Recent findings of nucleosynthetic isotope anomalies in bulk meteorites, characterized by mass-independent isotopic deviation from terrestrial materials, indicate planetary-scale heterogeneities in the multi-elemental isotope systems of refractory heavy elements. Additionally, the findings overturned the traditional classification of meteorites based on their textures and chemical compositions. For instance, carbonaceous chondrites (CCs) and other meteorites (noncarbonaceous meteorites; NCs) form distinct clusters in the isotope spaces including ε⁵⁰Ti-ε⁵⁴Cr, Δ¹⁷O-ε⁵⁴Cr, and µ⁹⁵Mo-µ⁹⁴Mo, suggesting that the source materials feeding the CC and NC parent bodies were widely separated in the early solar system, with larger heliocentric distance for CCs than NCs [1-2]. Furthermore, different classes of meteorites within the CC and NC groups show variabilities in isotope compositions for some heavy elements. These isotopic characteristics recorded in meteorites would reflect the dynamic history of material transport and mixing in the early solar system.

We have investigated the variabilities of the isotopic compositions for Sr, Nd, and Mo in CC and NC meteorites [3-4]. The CCs are characterized to form an s-process mixing line in the µ⁹⁵Mo–µ⁹⁴Mo space. As opposed to this observation, the data of CCs deviate from the s-process mixing line in the µ⁸⁴Sr–µ¹⁵⁰Nd space. The inconsistency could be caused by the difference in the chemical characteristics of Mo (siderophile elements) and Sr-Nd (lithophile elements), specifically for the non-uniform distribution in some CCs (e.g., CV chondrites) of isotopically anomalous calcium-aluminum-rich inclusions (CAIs) in which large proportions of Sr and Nd are hosted. In fact, the data for CAI-subtracted CCs are plotted on the s-process mixing line in the µ⁸⁴Sr-µ¹⁵⁰Nd space. Therefore, the isotope variabilities for Sr, Nd, and Mo within the CCs indicate that s-process matter distributed heterogeneously throughout various chondritic components in the different outer solar system materials.

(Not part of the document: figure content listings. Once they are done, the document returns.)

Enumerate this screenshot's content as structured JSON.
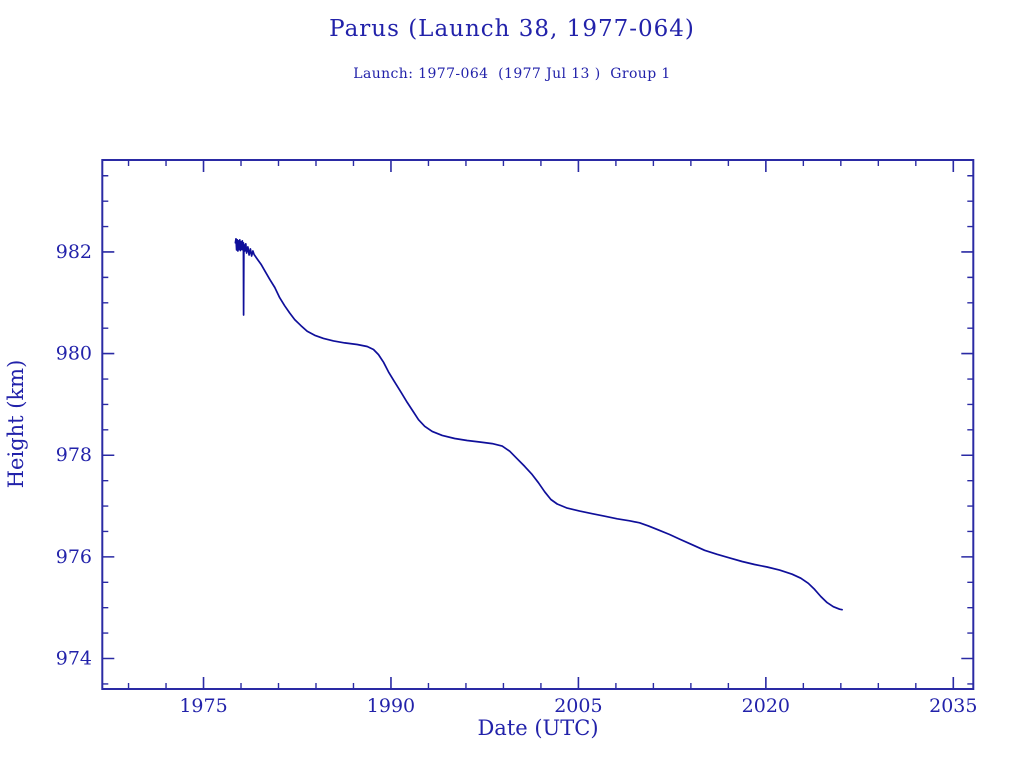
{
  "header": {
    "title": "Parus (Launch 38, 1977-064)",
    "subtitle": "Launch: 1977-064  (1977 Jul 13 )  Group 1"
  },
  "colors": {
    "ink": "#2222aa",
    "frame": "#2a2aa4",
    "curve": "#0f0f9a",
    "background": "#ffffff"
  },
  "chart_data": {
    "type": "line",
    "title": "Parus (Launch 38, 1977-064)",
    "subtitle": "Launch: 1977-064  (1977 Jul 13 )  Group 1",
    "xlabel": "Date (UTC)",
    "ylabel": "Height (km)",
    "xlim": [
      1966.9,
      2036.6
    ],
    "ylim": [
      973.4,
      983.81
    ],
    "x_major_ticks": [
      1975,
      1990,
      2005,
      2020,
      2035
    ],
    "x_minor_step_years": 3,
    "y_major_ticks": [
      974,
      976,
      978,
      980,
      982
    ],
    "y_minor_step_km": 0.5,
    "grid": false,
    "legend": "none",
    "series": [
      {
        "name": "orbit-height-km",
        "points": [
          [
            1977.55,
            982.18
          ],
          [
            1977.6,
            982.26
          ],
          [
            1977.65,
            982.04
          ],
          [
            1977.7,
            982.24
          ],
          [
            1977.75,
            982.02
          ],
          [
            1977.8,
            982.22
          ],
          [
            1977.85,
            982.05
          ],
          [
            1977.9,
            982.24
          ],
          [
            1977.95,
            982.03
          ],
          [
            1978.0,
            982.2
          ],
          [
            1978.05,
            982.05
          ],
          [
            1978.1,
            982.22
          ],
          [
            1978.15,
            982.04
          ],
          [
            1978.19,
            982.18
          ],
          [
            1978.21,
            980.76
          ],
          [
            1978.23,
            982.15
          ],
          [
            1978.3,
            982.02
          ],
          [
            1978.38,
            982.16
          ],
          [
            1978.45,
            981.98
          ],
          [
            1978.55,
            982.1
          ],
          [
            1978.65,
            981.94
          ],
          [
            1978.75,
            982.06
          ],
          [
            1978.85,
            981.92
          ],
          [
            1978.95,
            982.02
          ],
          [
            1979.05,
            981.95
          ],
          [
            1979.3,
            981.86
          ],
          [
            1979.6,
            981.76
          ],
          [
            1979.9,
            981.63
          ],
          [
            1980.3,
            981.46
          ],
          [
            1980.7,
            981.3
          ],
          [
            1981.1,
            981.1
          ],
          [
            1981.5,
            980.94
          ],
          [
            1981.9,
            980.8
          ],
          [
            1982.3,
            980.67
          ],
          [
            1982.8,
            980.55
          ],
          [
            1983.3,
            980.44
          ],
          [
            1983.9,
            980.36
          ],
          [
            1984.6,
            980.3
          ],
          [
            1985.4,
            980.25
          ],
          [
            1986.3,
            980.21
          ],
          [
            1987.3,
            980.18
          ],
          [
            1988.1,
            980.14
          ],
          [
            1988.6,
            980.08
          ],
          [
            1989.0,
            979.98
          ],
          [
            1989.4,
            979.83
          ],
          [
            1989.8,
            979.64
          ],
          [
            1990.3,
            979.44
          ],
          [
            1990.8,
            979.24
          ],
          [
            1991.3,
            979.04
          ],
          [
            1991.8,
            978.85
          ],
          [
            1992.2,
            978.7
          ],
          [
            1992.7,
            978.57
          ],
          [
            1993.3,
            978.47
          ],
          [
            1994.1,
            978.39
          ],
          [
            1995.1,
            978.33
          ],
          [
            1996.1,
            978.29
          ],
          [
            1997.1,
            978.26
          ],
          [
            1998.1,
            978.23
          ],
          [
            1998.9,
            978.18
          ],
          [
            1999.5,
            978.08
          ],
          [
            2000.1,
            977.93
          ],
          [
            2000.7,
            977.78
          ],
          [
            2001.3,
            977.62
          ],
          [
            2001.8,
            977.46
          ],
          [
            2002.3,
            977.28
          ],
          [
            2002.8,
            977.13
          ],
          [
            2003.3,
            977.04
          ],
          [
            2004.1,
            976.96
          ],
          [
            2005.1,
            976.9
          ],
          [
            2006.1,
            976.85
          ],
          [
            2007.1,
            976.8
          ],
          [
            2008.1,
            976.75
          ],
          [
            2009.1,
            976.71
          ],
          [
            2009.9,
            976.67
          ],
          [
            2010.6,
            976.61
          ],
          [
            2011.4,
            976.53
          ],
          [
            2012.3,
            976.44
          ],
          [
            2013.1,
            976.35
          ],
          [
            2014.1,
            976.24
          ],
          [
            2015.1,
            976.13
          ],
          [
            2016.1,
            976.05
          ],
          [
            2017.1,
            975.98
          ],
          [
            2018.1,
            975.91
          ],
          [
            2019.1,
            975.85
          ],
          [
            2020.1,
            975.8
          ],
          [
            2021.1,
            975.74
          ],
          [
            2022.1,
            975.66
          ],
          [
            2022.8,
            975.58
          ],
          [
            2023.4,
            975.48
          ],
          [
            2023.9,
            975.36
          ],
          [
            2024.4,
            975.22
          ],
          [
            2024.9,
            975.1
          ],
          [
            2025.4,
            975.02
          ],
          [
            2025.9,
            974.97
          ],
          [
            2026.1,
            974.96
          ]
        ]
      }
    ]
  }
}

In contrast, the data for NCs are relatively homogeneous and plotted on the s-process mixing line in the µ⁸⁴Sr-µ¹⁵⁰Nd space. Unlike this observation, the NCs show Mo isotope variability in the µ⁹⁵Mo-µ⁹⁴Mo space. The Mo isotope variability for NCs suggests the presence of two end-member components in the NC reservoir (i.e., NC-A and NC-B), where the involvement of an additional nucleosynthetic component other than the s-process is required. Two models are proposed to account for the Mo isotopic variation within the NCs; (i) Mo isotopic composition of the NC region changed gradually from NC-A- to NC-B-like components as a function of the heliocentric distance, or (ii) a fractionation process involving chondritic matrix and metal, which most likely occurred locally in time and/or space, has generated the Mo isotope variability in the NC region.

[1] Warren, 2011, EPSL 311, 93. [2] Kruijer et al., 2017, PNAS 114, 6712. [3] Fukai and Yokoyama, 2019, ApJ 879, 79. [4] Yokoyama et al., 2019, ApJ 883, 62.